The day we arrived, they sent us out on
our first Race, a scavenger hunt in Dublin with our teams. The race day served a dual purpose of getting a chance to see Dublin’s many tourist attractions and also the very important task of keeping us awake. Not an easy thing to do considering we arrived at 6 am, 10 pm in California.

We saw a lot in Dublin, St. Patrick’s Cathedral, Dublin Castle, but my
favorite was the Book of Kells, not the book so much as the history
behind the book.


 
Here’s some sweet info: 



“[The young monk], [15 or 16], received a tonsure, or shaved head,
which in the secular world was the mark of a slave.”

“He also received
a new name.”


The Book of Kells was written on the skins of about 185 calves.
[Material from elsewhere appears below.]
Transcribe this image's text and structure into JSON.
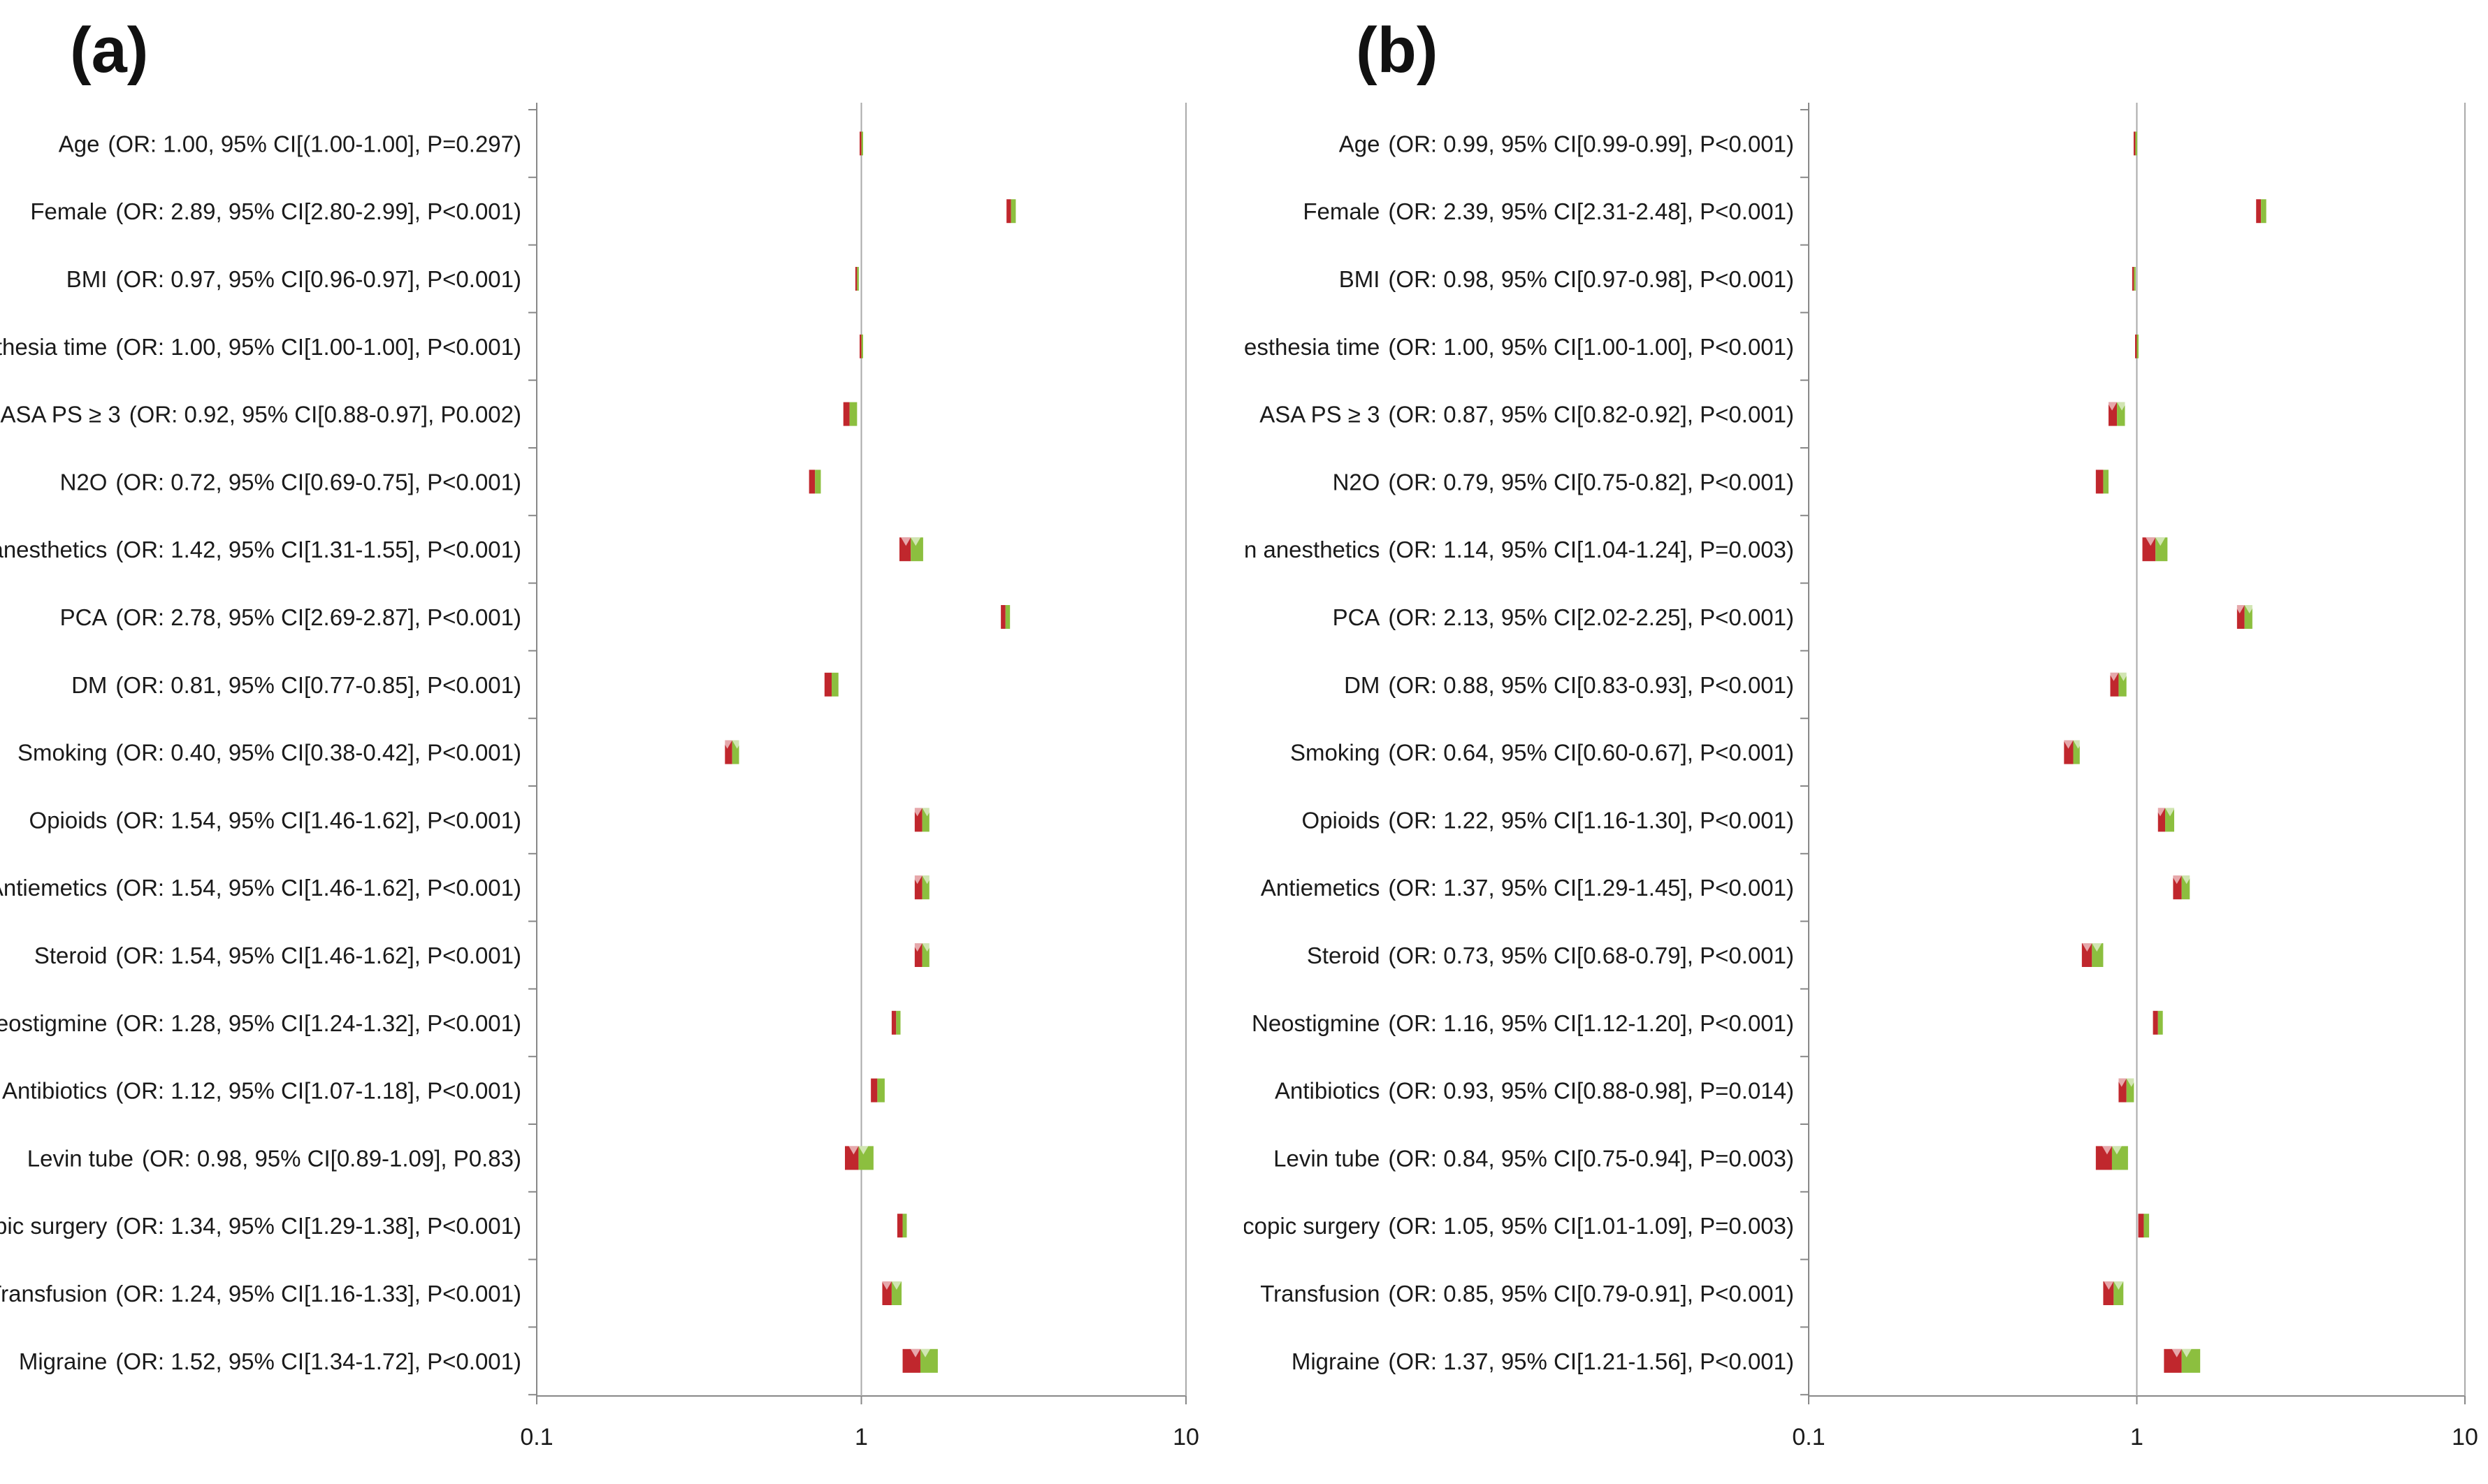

The most expensive and exotic pigment, Lapis Lazuli, used in the
Book of Kells was known to be found in only one place in the world, a
mine in northeast Afghanistan.

Snakes were considered a symbol of Christ’s resurrection because of
how they shed their skin.

Peacocks symbolize the incorruptibility of Christ because of the
belief that their flesh did not putrefy after death, and also because
of the fact that their feathers come in the spring.

But it wasn’t an easy day. Most of us
were running on two or three hours of sleep. On the coach ride back,
my teammate Matt’s head was drooping down slowly until eventually his
neck was parallel to the floor.

In the dining room of a nearby hotel,
we collapsed in front of a meal of lasagna. We talked and laughed and
ate, but all in a desperate, tired sort of way. Despite all of this
though, this was it, the beginning, this was what we had been waiting
months for, what we had been praying for, what God had called us to.

Jimmy, one of the leaders of the
program, reminded us in the midst of our jet lagged exhaustion, “You
guys are going around the world. Don’t forget that that is awesome!”